PROFESSIONAL PRACTICE 61
OBITUARY
ONE MAN, MANY VOICES A TRIBUTE TO TOBIAS TAK
BY JREENA GREEN
The British jazz dance community recently lost one of its leading lights. Award-winning rhythm tap dancer and choreographer tobias Eduard Tak, who died on 7 January 2020, had a profound impact on the lives and careers of many dancers in the UK and worldwide. Tobias Tak was born in Voorburg in the Netherlands on 25 January 1954, into a refugee family who had fled the Holocaust. Tobias studied fine art at the Royal Academy (The Hague), where he pursued his passion for drawing. In later life he became a well-known comic book illustrator and published many books. Through his weekly classes at London’s Danceworks and solo rhythm tap shows which toured throughout Britain and Europe, Tobias changed the face of British tap dancing. He furthered his studies studying in New York under tap legends such as Honi Coles and Charles Cook and shared this knowledge with his British students. Some would say he, more than any other one individual, taught British tap dancers to ‘swing’.

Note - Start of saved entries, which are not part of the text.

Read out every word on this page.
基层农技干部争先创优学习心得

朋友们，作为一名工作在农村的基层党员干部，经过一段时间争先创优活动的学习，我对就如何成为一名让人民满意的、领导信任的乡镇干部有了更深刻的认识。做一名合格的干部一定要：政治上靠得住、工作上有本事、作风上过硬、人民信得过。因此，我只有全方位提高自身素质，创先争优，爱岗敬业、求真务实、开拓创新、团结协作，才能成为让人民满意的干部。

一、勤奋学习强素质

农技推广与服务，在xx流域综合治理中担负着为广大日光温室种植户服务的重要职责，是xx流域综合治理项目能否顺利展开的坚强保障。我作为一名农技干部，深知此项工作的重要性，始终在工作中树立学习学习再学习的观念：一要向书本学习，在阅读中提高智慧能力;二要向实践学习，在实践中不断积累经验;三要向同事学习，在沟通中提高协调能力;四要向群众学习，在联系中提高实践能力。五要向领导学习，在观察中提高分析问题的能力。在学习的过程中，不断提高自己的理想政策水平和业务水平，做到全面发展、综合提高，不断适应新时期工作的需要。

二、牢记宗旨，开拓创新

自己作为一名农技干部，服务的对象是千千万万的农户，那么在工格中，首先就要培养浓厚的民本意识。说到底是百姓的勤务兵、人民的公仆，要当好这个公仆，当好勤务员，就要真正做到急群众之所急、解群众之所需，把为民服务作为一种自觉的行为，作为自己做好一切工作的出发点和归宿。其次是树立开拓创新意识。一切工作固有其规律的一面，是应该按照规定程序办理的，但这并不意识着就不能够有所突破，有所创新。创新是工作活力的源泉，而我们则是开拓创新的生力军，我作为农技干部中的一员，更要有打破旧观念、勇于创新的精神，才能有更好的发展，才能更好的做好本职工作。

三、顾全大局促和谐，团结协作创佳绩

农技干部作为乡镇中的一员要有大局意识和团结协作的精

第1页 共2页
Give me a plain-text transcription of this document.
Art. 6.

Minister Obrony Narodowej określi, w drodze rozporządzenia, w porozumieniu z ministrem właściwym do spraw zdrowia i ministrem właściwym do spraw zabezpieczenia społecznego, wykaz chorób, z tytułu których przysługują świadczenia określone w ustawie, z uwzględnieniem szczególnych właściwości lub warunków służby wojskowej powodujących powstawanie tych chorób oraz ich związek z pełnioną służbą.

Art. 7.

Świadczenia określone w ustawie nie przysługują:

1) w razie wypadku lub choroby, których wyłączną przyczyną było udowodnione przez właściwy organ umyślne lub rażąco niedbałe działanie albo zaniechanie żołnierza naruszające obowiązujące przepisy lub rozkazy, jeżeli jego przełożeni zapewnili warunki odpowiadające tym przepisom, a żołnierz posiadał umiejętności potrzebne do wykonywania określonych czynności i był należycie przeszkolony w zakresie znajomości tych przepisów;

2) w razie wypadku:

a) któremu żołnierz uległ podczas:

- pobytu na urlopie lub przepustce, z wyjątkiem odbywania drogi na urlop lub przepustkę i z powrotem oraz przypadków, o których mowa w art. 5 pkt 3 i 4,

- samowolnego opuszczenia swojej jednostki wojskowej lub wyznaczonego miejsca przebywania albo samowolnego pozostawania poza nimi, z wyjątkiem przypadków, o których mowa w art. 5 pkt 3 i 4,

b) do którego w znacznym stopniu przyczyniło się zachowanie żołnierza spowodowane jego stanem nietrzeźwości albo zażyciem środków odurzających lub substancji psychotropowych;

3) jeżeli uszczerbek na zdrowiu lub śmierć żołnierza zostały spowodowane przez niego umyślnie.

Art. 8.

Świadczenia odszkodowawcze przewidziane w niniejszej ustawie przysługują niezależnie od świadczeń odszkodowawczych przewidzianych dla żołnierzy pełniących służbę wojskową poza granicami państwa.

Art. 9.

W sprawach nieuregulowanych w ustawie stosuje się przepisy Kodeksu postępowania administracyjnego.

Tobias Tak, photo courtesy Tobias Tak colleagues
In the early 1980s, jazz dance went through a revival in Europe. At the forefront of this resurgence were UK dance companies such as the Zoots and Spangles, I Dance Jazz (IDJ), Brothers in Jazz, Jazzcotech, Jiving Lindy Hoppers and individuals like Dollie Henry, Jreena Green, Stuart Arnold and Paul Henry. Tobias was an inspiration for many of these practitioners and also passed on his passion to a younger generation of rhythm tappers (‘hoofers’), such as Junior Laniyan, Lee Payne, Annette Walker and Scott Cripps.